At 3,34,000 vehicles (including cars) sold April to December Tata Motors' total sales dropped about 8 per cent less over the same period last year.
According to international brokerage Macquarie Research the company may post its first quarterly loss in seven years in the three months ended December.
Moody's Investors Service and Standard & Poor's have cut their debt ratings of the company in the last quarter, citing falling vehicle demand.
The cash flow for the company is critical in the year when it wants to launch the world’s cheapest car and has to repay a $2.3 billion bridge loan taken for the acquisition of Jaguar and Land Rover from Ford. Since the debacle of global equity markets the company has been struggling to raise funds to repay short terms loans taken to buy the two brands.

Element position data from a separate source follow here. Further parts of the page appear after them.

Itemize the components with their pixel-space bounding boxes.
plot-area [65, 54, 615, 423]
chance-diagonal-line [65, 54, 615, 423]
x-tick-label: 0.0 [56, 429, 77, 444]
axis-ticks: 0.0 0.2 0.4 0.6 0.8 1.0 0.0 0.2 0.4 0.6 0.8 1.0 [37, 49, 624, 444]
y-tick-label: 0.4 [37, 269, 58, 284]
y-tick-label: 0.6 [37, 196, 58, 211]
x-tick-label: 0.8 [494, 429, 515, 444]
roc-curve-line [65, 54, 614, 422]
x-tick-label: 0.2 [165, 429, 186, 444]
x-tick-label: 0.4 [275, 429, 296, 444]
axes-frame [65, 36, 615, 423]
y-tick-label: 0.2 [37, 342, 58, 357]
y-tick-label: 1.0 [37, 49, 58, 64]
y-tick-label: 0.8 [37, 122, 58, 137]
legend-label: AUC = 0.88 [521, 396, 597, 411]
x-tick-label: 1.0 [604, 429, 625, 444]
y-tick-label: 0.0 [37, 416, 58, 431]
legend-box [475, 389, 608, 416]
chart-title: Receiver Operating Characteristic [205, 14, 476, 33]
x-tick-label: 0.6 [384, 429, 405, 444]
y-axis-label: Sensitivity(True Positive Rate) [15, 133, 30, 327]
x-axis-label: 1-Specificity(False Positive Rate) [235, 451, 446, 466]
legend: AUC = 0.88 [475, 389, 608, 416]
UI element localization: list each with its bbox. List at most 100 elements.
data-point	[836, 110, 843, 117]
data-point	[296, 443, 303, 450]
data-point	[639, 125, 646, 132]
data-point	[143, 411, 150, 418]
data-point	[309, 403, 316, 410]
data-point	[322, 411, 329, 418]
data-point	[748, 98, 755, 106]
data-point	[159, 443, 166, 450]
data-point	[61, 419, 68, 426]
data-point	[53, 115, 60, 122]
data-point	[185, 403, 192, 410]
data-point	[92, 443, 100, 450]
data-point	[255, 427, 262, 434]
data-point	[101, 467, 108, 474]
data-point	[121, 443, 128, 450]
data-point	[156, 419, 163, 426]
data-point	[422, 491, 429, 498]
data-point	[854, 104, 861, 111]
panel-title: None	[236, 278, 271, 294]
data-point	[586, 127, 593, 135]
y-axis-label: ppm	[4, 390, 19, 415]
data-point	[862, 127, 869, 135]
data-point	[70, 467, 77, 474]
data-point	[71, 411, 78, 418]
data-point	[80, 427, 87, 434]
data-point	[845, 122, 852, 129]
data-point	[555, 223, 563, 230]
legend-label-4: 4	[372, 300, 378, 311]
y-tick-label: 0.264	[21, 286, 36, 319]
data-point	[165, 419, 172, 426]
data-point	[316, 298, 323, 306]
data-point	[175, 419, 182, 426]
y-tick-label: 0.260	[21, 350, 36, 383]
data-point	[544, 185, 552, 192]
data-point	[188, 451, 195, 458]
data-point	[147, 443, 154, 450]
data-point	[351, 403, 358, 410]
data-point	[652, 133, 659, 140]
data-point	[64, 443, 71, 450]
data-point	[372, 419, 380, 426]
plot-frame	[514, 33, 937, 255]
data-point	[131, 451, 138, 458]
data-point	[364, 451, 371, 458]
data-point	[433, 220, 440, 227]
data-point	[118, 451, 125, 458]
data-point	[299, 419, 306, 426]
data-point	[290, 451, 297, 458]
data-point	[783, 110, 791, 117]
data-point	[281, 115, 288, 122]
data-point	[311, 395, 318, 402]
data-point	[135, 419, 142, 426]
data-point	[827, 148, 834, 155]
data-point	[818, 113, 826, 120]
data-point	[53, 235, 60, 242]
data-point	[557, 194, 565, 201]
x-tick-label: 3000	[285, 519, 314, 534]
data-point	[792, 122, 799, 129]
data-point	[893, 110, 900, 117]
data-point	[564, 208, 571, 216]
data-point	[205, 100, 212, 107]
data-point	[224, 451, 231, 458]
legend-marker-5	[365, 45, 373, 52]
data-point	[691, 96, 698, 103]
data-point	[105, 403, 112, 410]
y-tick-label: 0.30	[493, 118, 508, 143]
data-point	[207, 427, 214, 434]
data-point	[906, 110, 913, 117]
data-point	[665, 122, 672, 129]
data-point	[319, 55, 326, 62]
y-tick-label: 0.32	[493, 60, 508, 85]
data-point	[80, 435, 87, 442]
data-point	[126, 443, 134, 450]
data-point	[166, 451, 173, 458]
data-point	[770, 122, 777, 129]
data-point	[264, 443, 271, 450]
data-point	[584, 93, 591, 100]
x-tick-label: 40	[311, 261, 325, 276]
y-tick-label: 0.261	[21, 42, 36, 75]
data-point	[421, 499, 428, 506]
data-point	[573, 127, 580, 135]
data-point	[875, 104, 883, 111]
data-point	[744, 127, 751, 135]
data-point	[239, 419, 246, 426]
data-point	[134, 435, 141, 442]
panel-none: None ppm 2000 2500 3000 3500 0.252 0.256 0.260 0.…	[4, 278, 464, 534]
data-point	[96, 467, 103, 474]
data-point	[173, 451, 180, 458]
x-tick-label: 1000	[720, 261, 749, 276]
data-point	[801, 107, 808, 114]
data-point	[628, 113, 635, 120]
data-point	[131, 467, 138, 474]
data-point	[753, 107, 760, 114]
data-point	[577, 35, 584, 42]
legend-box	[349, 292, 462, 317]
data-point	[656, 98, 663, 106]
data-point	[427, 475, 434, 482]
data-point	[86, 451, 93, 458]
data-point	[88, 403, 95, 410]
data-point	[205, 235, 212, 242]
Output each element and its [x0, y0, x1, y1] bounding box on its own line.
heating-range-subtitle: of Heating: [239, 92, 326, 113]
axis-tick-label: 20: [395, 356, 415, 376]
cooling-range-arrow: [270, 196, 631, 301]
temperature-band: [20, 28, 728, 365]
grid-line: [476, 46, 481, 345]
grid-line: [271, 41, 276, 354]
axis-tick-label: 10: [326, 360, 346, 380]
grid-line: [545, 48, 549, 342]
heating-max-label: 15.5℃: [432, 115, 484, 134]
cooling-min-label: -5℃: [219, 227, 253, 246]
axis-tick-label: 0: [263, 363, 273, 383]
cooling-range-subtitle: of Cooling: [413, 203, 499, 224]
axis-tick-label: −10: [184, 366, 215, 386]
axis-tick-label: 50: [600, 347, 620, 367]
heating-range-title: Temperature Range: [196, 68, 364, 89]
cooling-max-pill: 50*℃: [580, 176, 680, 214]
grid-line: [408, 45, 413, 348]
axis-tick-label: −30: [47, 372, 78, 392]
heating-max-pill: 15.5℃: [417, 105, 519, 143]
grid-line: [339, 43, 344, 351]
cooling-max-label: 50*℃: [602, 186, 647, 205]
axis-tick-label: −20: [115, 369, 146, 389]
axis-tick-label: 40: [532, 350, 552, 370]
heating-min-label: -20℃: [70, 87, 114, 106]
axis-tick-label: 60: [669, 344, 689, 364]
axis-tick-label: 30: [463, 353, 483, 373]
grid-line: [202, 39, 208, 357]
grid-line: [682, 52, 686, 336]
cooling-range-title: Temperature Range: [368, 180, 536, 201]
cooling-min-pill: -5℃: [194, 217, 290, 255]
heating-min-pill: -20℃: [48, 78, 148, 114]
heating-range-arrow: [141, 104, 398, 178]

“The market has punished excess leverage and the aggressive route of inorganic growth,” said Amitabh Chakraborty, president (equities), Religare Securities.
The company declined to comment.
To raise funds, the company launched its deposit scheme for the public December 1 and collected Rs 175 crore in a month. The company has a statutory limit of Rs 2,700 crore for raising public deposits. It did not disclose the specific amount that it plans to raise or the date till which it will run the scheme.
The company also raised Rs 100 crore through commercial paper Friday. It sold notes to a mutual fund that will mature in March.